The Nielsen Total Audience Report is essential reading for those trying to predict the future of the TV and media industries. So I was shocked when I ran the numbers from the Q1 2015 report, released on Tuesday, and saw that one of their charts tells a profoundly incorrect story.

The media coverage has focused on the graph above, which at first glance seems simple. Americans 18-34 watch less TV than other age groups, and across all five major platforms (TV, radio, PC, smartphone and tablet) they also spend less time consuming media each week.

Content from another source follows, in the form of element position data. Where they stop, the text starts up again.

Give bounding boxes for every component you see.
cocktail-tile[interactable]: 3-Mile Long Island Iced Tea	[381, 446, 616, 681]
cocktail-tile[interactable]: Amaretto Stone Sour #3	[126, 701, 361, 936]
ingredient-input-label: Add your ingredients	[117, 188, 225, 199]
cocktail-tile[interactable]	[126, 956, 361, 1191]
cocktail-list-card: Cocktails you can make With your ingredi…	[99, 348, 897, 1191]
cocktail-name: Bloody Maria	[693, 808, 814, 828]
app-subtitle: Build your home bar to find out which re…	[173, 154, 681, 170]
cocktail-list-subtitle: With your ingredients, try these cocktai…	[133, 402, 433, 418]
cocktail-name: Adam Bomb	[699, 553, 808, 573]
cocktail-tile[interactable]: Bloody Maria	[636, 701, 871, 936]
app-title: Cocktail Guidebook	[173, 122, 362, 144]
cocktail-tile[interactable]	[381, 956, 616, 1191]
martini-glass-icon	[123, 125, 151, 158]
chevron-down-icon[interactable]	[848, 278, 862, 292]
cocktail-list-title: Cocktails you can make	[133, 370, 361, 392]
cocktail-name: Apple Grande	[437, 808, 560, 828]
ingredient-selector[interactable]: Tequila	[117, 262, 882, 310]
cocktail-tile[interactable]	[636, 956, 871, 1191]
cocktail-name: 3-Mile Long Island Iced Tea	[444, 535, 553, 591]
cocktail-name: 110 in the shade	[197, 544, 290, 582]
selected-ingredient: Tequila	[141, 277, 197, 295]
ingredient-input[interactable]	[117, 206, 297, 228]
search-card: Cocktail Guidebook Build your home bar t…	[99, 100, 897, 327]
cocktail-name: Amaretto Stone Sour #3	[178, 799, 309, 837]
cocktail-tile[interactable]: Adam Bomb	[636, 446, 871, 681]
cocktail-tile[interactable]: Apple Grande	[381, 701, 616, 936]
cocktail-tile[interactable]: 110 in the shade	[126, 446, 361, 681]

True enough. But the chart also seems to show that 35-49 year olds spend less device time than average, and the column for those over 50 is about the same height as for all adults.

As I was crunching the numbers, things started to look weird. You have to convert the hours and minutes watched to hours in decimal form, and add each of the five categories together, but the results do NOT match the picture that the Nielsen chart portrays. The youngest age group does have the lowest total usage at 51.7 hours per week. The average adult is 65.1 total hours, while 35-49 year olds are 67.4 weekly hours. I have redone the chart TO SCALE, and added gridlines, below. I tried to keep the same colours and so on as Nielsen:

Revised Nielsen

Although the chart shows Gen X as noticeably lower than all adults, they are in fact higher. Next, the population 50+ isn’t about the same level as all adults, they are using these devices 73.7 hours per week.

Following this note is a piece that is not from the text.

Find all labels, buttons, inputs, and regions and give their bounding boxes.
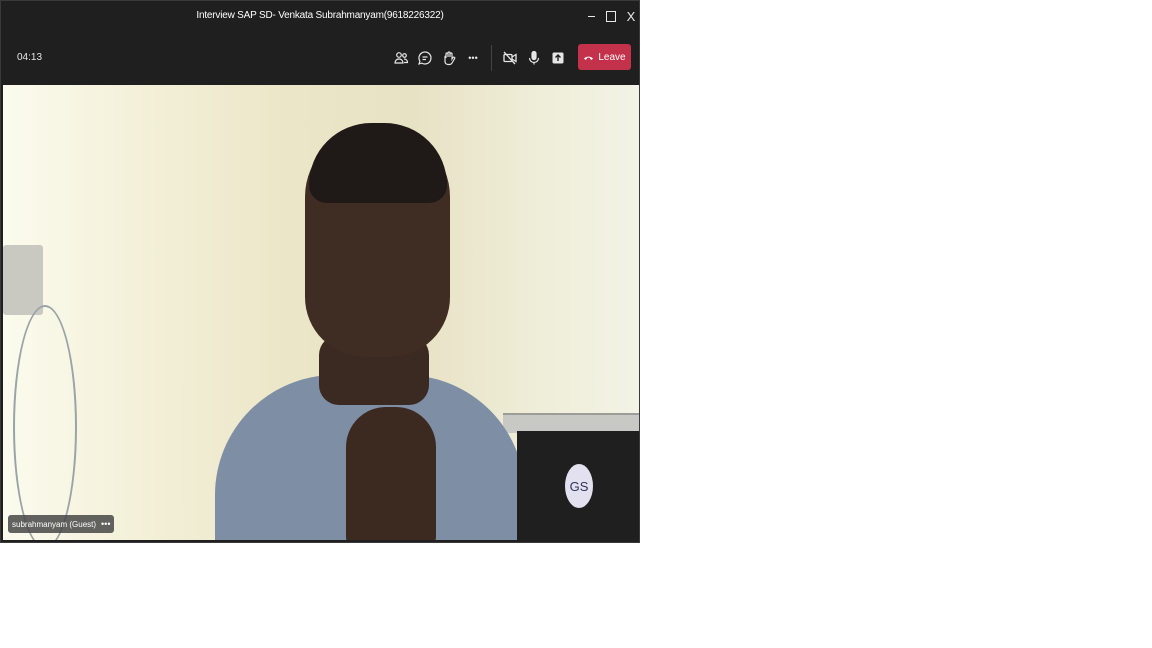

You might think I am making a mountain out of a molehill, but that mis-depiction distorts some important facts. The first is that although 18-34 year olds spend about 13 hours less on the five devices than average, those 50+ are about 9 hours more. This a critical truth about media measurement: young people spend more time studying, socialising, and being outdoors while older people are more sedentary, and spend more time on various media devices. That’s not a new trend – it has been true for decades.

Now that we’ve established that, take a look at the chart below. It is a stacked chart, where each category on the X axis will add up to 100%. It hides the fact that 18-34 year olds spend less time on devices, but it does correctly show how they allocate that time. Of the total time spent on the five devices, younger Americans spend about 42% of their “device time” watching TV. That is lower than the average for all adults, but it’s not terribly different than the 49% for 35-49 year olds. The original Nielsen chart doesn’t show that relationship properly.

Nielsen percentages

Don’t get me wrong: younger Americans watch less TV than older Americans, and less than they did three years ago (about 25% less, in fact.) And they will likely watch less in the future. But for now, the “generation gap” between millennials and Generation X is much narrower than you might think.

[Edited. I had a wonderful phone chat with the folks from Nielsen. Other people noticed the error too, and they have already redone the chart. If you download the report, you now see the version below. Kudos to Nielsen for the quick response, and obviously caring enough to do it EXACTLY right.]